Omuzlarımı kaldırıp indirdim. "Emin değilim, belki gelmiştir. Gidip soralım."

"Tamam," derken dudağının kenarı seğirmişti. Onun aksine genişçe gülümsedim ben.

Adımlarımızı askeriyeye doğru çevirdik. 10 dakikalık yolun ardından birkaç kez gelmiş olduğum yerin karşısındaydık. Kapıda duran askerlerin beni içeri bırakmayacaklarını biliyordum. Bu yüzden sadece gelip gelmediğini soracaktım.

Askerlerden birinin yüzü tanıdıktı. Geçen sefer geldiğimde de buradaydı. Bu yüzden ona yaklaştım.

"Merhaba."

"Merhaba, buyurun."

"Teğmen Deniz Valker geri döndü mü acaba?"

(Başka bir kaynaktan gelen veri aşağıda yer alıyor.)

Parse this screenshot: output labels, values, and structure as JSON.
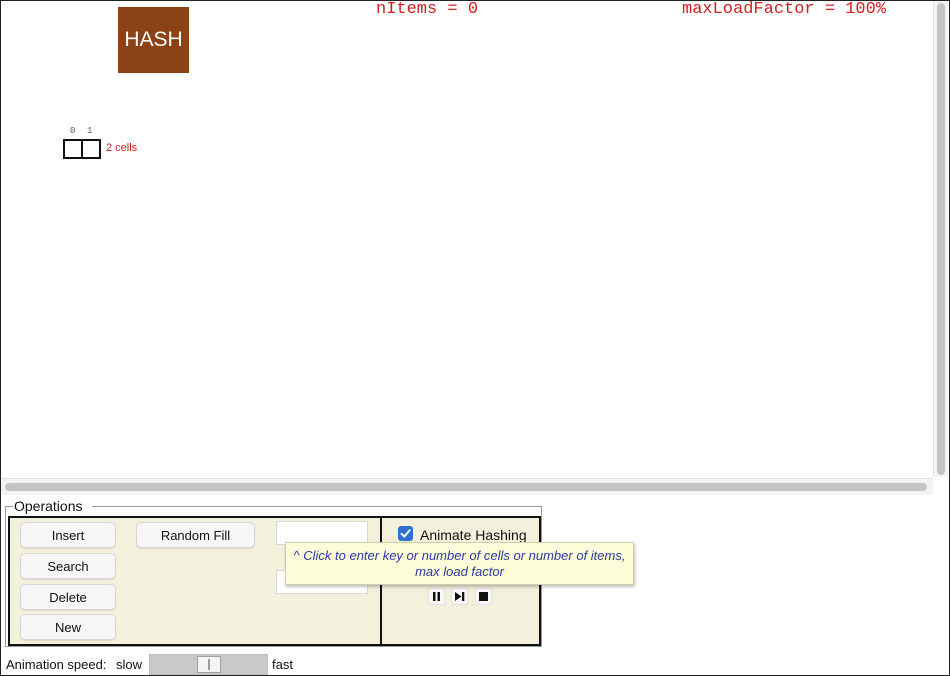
{
  "visualization": {
    "logo_text": "HASH",
    "n_items_text": "nItems = 0",
    "max_load_factor_text": "maxLoadFactor = 100%",
    "cell_indices": [
      "0",
      "1"
    ],
    "cell_count_label": "2 cells"
  },
  "operations": {
    "legend": "Operations",
    "buttons": {
      "insert": "Insert",
      "search": "Search",
      "delete": "Delete",
      "new": "New",
      "random_fill": "Random Fill"
    },
    "key_input_value": "",
    "load_factor_input_value": "",
    "animate_hashing": {
      "label": "Animate Hashing",
      "checked": true
    },
    "tooltip": {
      "line1": "^ Click to enter key or number of cells or number of items,",
      "line2": "max load factor"
    }
  },
  "controls": {
    "icons": [
      "pause-icon",
      "step-icon",
      "stop-icon"
    ]
  },
  "speed": {
    "label": "Animation speed:",
    "slow": "slow",
    "fast": "fast",
    "value_fraction": 0.5
  },
  "colors": {
    "logo_bg": "#8b4315",
    "status_red": "#d02020",
    "panel_bg": "#f3f1dc",
    "tooltip_bg": "#fcfcd9",
    "tooltip_text": "#2f3aa0",
    "checkbox_blue": "#2f6fcf"
  }
}
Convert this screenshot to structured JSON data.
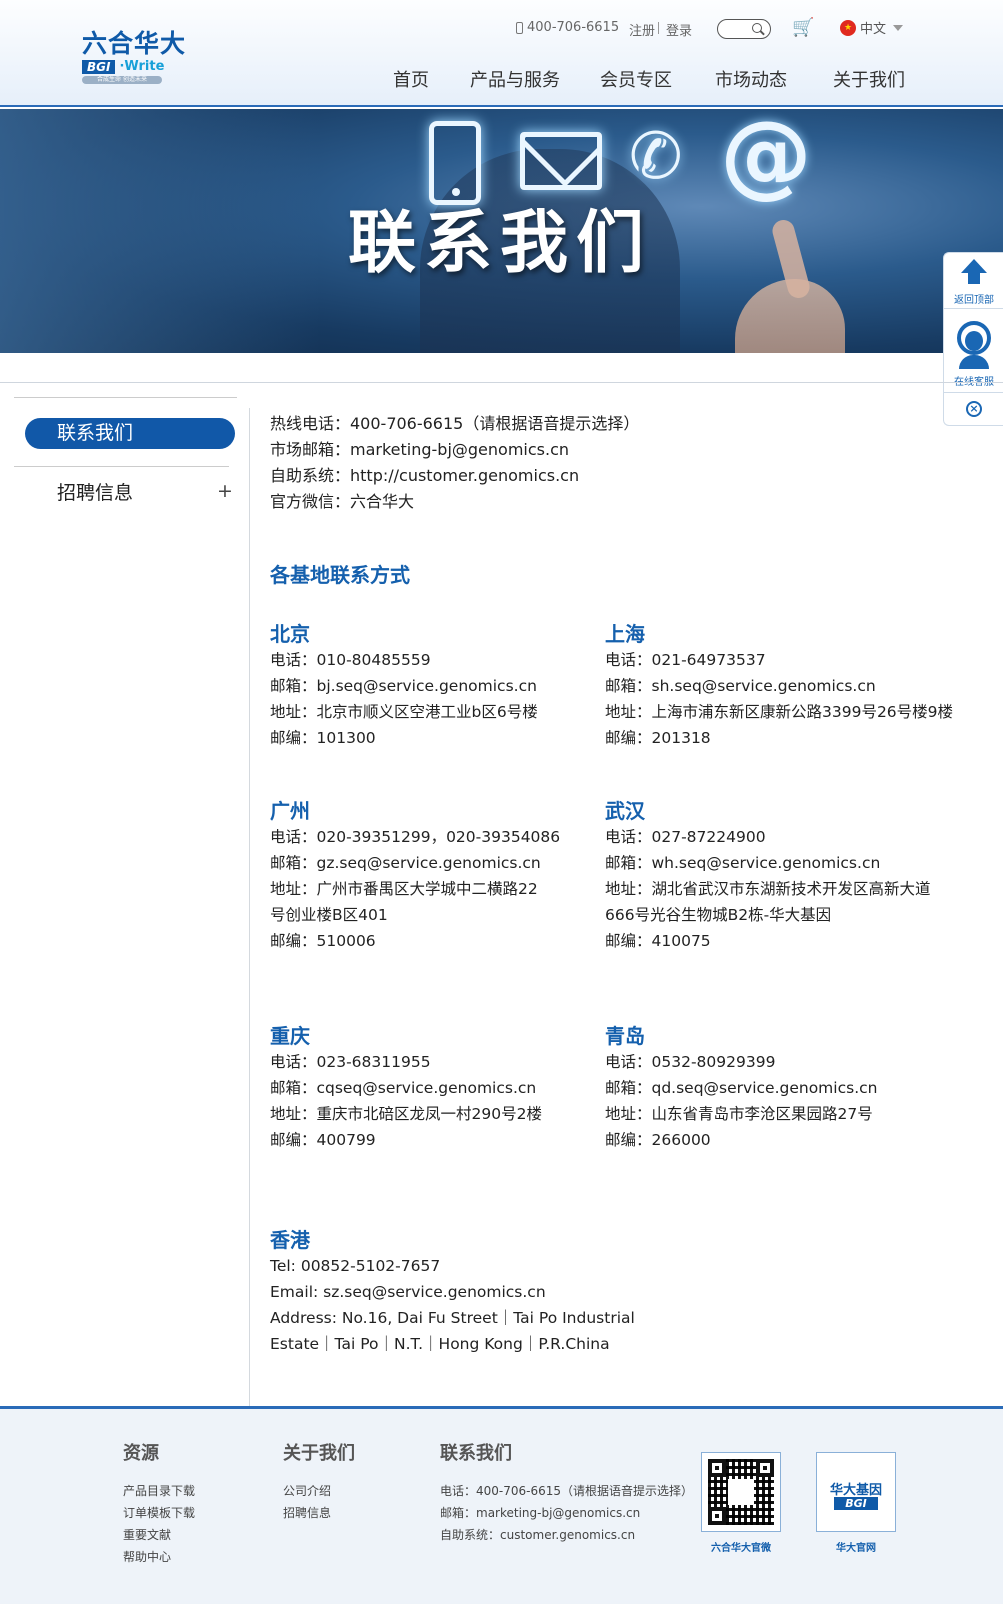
{
  "header": {
    "logo": {
      "cn": "六合华大",
      "bgi": "BGI",
      "write": "·Write",
      "slogan": "合成生命 创造未来"
    },
    "phone": "400-706-6615",
    "register": "注册",
    "login": "登录",
    "language": "中文",
    "nav": [
      "首页",
      "产品与服务",
      "会员专区",
      "市场动态",
      "关于我们"
    ]
  },
  "banner": {
    "title": "联系我们"
  },
  "float": {
    "top_label": "返回顶部",
    "cs_label": "在线客服"
  },
  "sidebar": {
    "active": "联系我们",
    "item": "招聘信息",
    "expand": "+"
  },
  "contact": {
    "hotline": "热线电话：400-706-6615（请根据语音提示选择）",
    "email": "市场邮箱：marketing-bj@genomics.cn",
    "self_service": "自助系统：http://customer.genomics.cn",
    "wechat": "官方微信：六合华大"
  },
  "bases_title": "各基地联系方式",
  "bases": {
    "beijing": {
      "name": "北京",
      "lines": [
        "电话：010-80485559",
        "邮箱：bj.seq@service.genomics.cn",
        "地址：北京市顺义区空港工业b区6号楼",
        "邮编：101300"
      ]
    },
    "shanghai": {
      "name": "上海",
      "lines": [
        "电话：021-64973537",
        "邮箱：sh.seq@service.genomics.cn",
        "地址：上海市浦东新区康新公路3399号26号楼9楼",
        "邮编：201318"
      ]
    },
    "guangzhou": {
      "name": "广州",
      "lines": [
        "电话：020-39351299，020-39354086",
        "邮箱：gz.seq@service.genomics.cn",
        "地址：广州市番禺区大学城中二横路22",
        "号创业楼B区401",
        "邮编：510006"
      ]
    },
    "wuhan": {
      "name": "武汉",
      "lines": [
        "电话：027-87224900",
        "邮箱：wh.seq@service.genomics.cn",
        "地址：湖北省武汉市东湖新技术开发区高新大道",
        "666号光谷生物城B2栋-华大基因",
        "邮编：410075"
      ]
    },
    "chongqing": {
      "name": "重庆",
      "lines": [
        "电话：023-68311955",
        "邮箱：cqseq@service.genomics.cn",
        "地址：重庆市北碚区龙凤一村290号2楼",
        "邮编：400799"
      ]
    },
    "qingdao": {
      "name": "青岛",
      "lines": [
        "电话：0532-80929399",
        "邮箱：qd.seq@service.genomics.cn",
        "地址：山东省青岛市李沧区果园路27号",
        "邮编：266000"
      ]
    },
    "hongkong": {
      "name": "香港",
      "lines": [
        "Tel: 00852-5102-7657",
        "Email:   sz.seq@service.genomics.cn",
        "Address: No.16, Dai Fu Street｜Tai Po Industrial",
        "Estate｜Tai Po｜N.T.｜Hong Kong｜P.R.China"
      ]
    }
  },
  "footer": {
    "resources": {
      "title": "资源",
      "links": [
        "产品目录下载",
        "订单模板下载",
        "重要文献",
        "帮助中心"
      ]
    },
    "about": {
      "title": "关于我们",
      "links": [
        "公司介绍",
        "招聘信息"
      ]
    },
    "contact": {
      "title": "联系我们",
      "lines": [
        "电话：400-706-6615（请根据语音提示选择）",
        "邮箱：marketing-bj@genomics.cn",
        "自助系统：customer.genomics.cn"
      ]
    },
    "qr1_caption": "六合华大官微",
    "qr2_caption": "华大官网",
    "bgi_cn": "华大基因",
    "bgi_en": "BGI"
  },
  "icons": [
    "mobile-phone-icon",
    "search-icon",
    "cart-icon",
    "china-flag-icon",
    "caret-down-icon",
    "back-to-top-icon",
    "customer-service-icon",
    "close-circle-icon",
    "plus-icon",
    "phone-glyph-icon",
    "mail-glyph-icon",
    "at-glyph-icon"
  ],
  "colors": {
    "brand": "#1158a8",
    "title_blue": "#1560ad",
    "footer_bg": "#eef3f9"
  }
}
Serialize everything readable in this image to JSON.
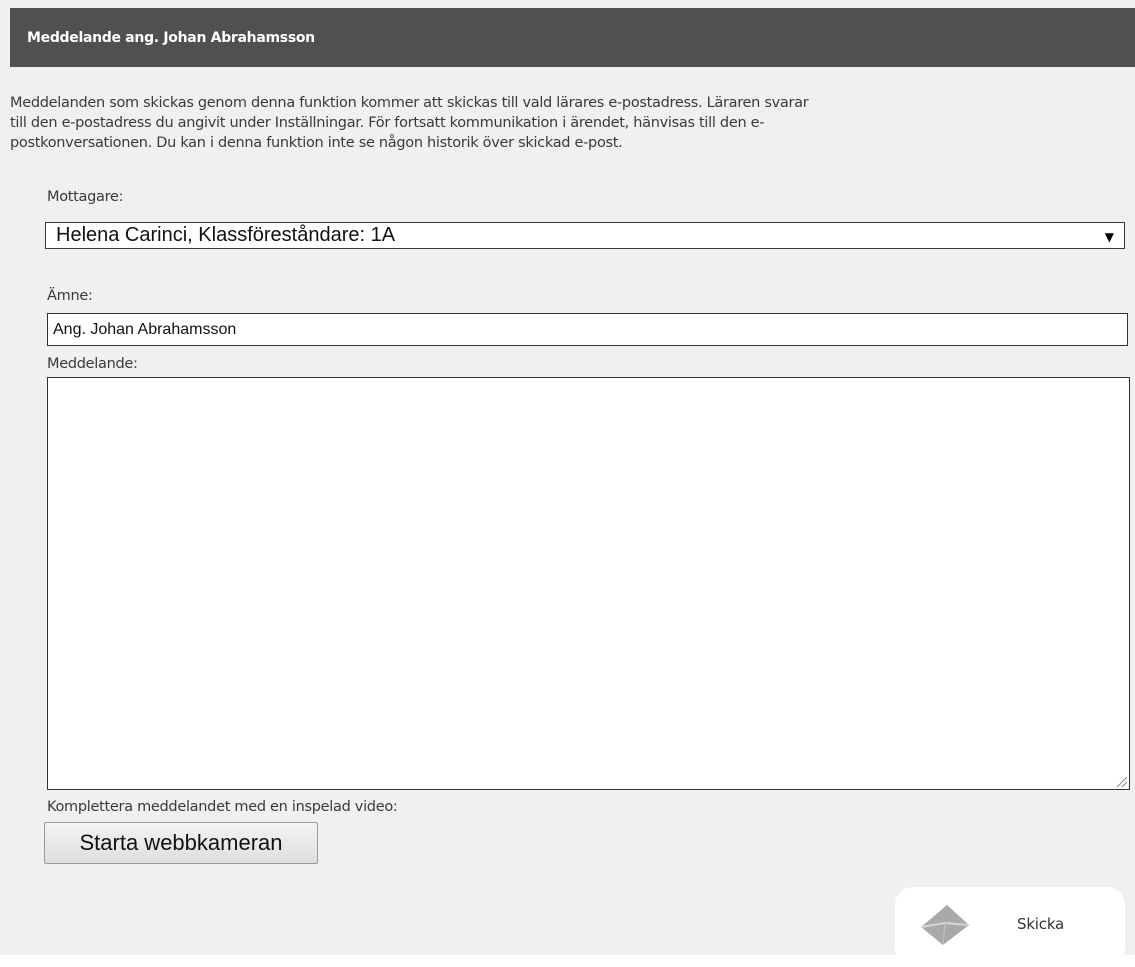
{
  "dialog": {
    "title": "Meddelande ang. Johan Abrahamsson",
    "intro_lines": [
      "Meddelanden som skickas genom denna funktion kommer att skickas till vald lärares e-postadress. Läraren svarar",
      "till den e-postadress du angivit under Inställningar. För fortsatt kommunikation i ärendet, hänvisas till den e-",
      "postkonversationen. Du kan i denna funktion inte se någon historik över skickad e-post."
    ]
  },
  "form": {
    "recipient": {
      "label": "Mottagare:",
      "selected": "Helena Carinci, Klassföreståndare: 1A"
    },
    "subject": {
      "label": "Ämne:",
      "value": "Ang. Johan Abrahamsson"
    },
    "message": {
      "label": "Meddelande:",
      "value": ""
    },
    "video": {
      "label": "Komplettera meddelandet med en inspelad video:",
      "button_label": "Starta webbkameran"
    }
  },
  "actions": {
    "send_label": "Skicka",
    "send_icon": "envelope-icon"
  },
  "colors": {
    "titlebar": "#505050",
    "background": "#f0f0f0",
    "text": "#3a3a3a"
  }
}
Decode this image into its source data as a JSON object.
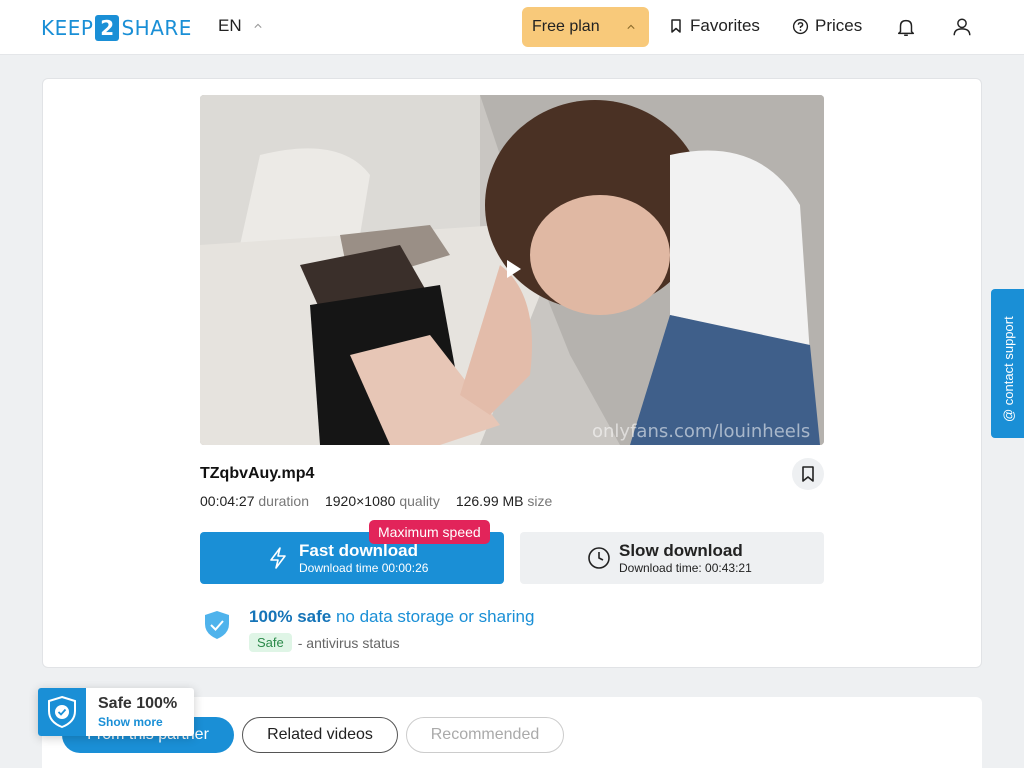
{
  "header": {
    "logo": {
      "left": "KEEP",
      "num": "2",
      "right": "SHARE"
    },
    "language": "EN",
    "plan_label": "Free plan",
    "favorites_label": "Favorites",
    "prices_label": "Prices"
  },
  "video": {
    "watermark": "onlyfans.com/louinheels"
  },
  "file": {
    "name": "TZqbvAuy.mp4",
    "duration": "00:04:27",
    "duration_label": "duration",
    "quality": "1920×1080",
    "quality_label": "quality",
    "size": "126.99 MB",
    "size_label": "size"
  },
  "download": {
    "fast_title": "Fast download",
    "fast_time": "Download time 00:00:26",
    "max_speed_badge": "Maximum speed",
    "slow_title": "Slow download",
    "slow_time": "Download time: 00:43:21"
  },
  "safety": {
    "bold": "100% safe",
    "rest": "no data storage or sharing",
    "pill": "Safe",
    "status": "- antivirus status"
  },
  "support_label": "@ contact support",
  "tabs": [
    {
      "label": "From this partner"
    },
    {
      "label": "Related videos"
    },
    {
      "label": "Recommended"
    }
  ],
  "badge": {
    "title": "Safe 100%",
    "link": "Show more"
  },
  "colors": {
    "accent": "#1a8fd6",
    "plan": "#f8c97a",
    "max_speed": "#e2245a"
  }
}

Kaşları hafifçe düğümlenirken "Siz kimdiniz?" diye sordu. Ama neden böyle yapıyorsun ki? Ben ne güzel seni hemen tanıdım, sen de beni tanımalıydın. Çok ayıp.

"Kız kardeşiyim."

Asker bana cevap veremeden gözlerim büyük demir kapıların arkasındaki hareketliliğe takıldı. Bir sürü asker sırayla dizilmişti. Öyle hareketsiz duruyordular ki bir an için nefes bile almadıklarını düşündüm. Kimseye eğmedikleri başları yine dikti. Göğüslerine bastırdıkları silahlarına sıkıca sarılmıştılar.

Bir de daha kenarda bir grup çelimsiz asker duruyordu. Merakla silahlı olanları izliyor, bazen duruşlarını bozup birbirlerine bir şeyler söylüyordular. Fakat bakışlardaki hayranlık hepsinde aynıydı.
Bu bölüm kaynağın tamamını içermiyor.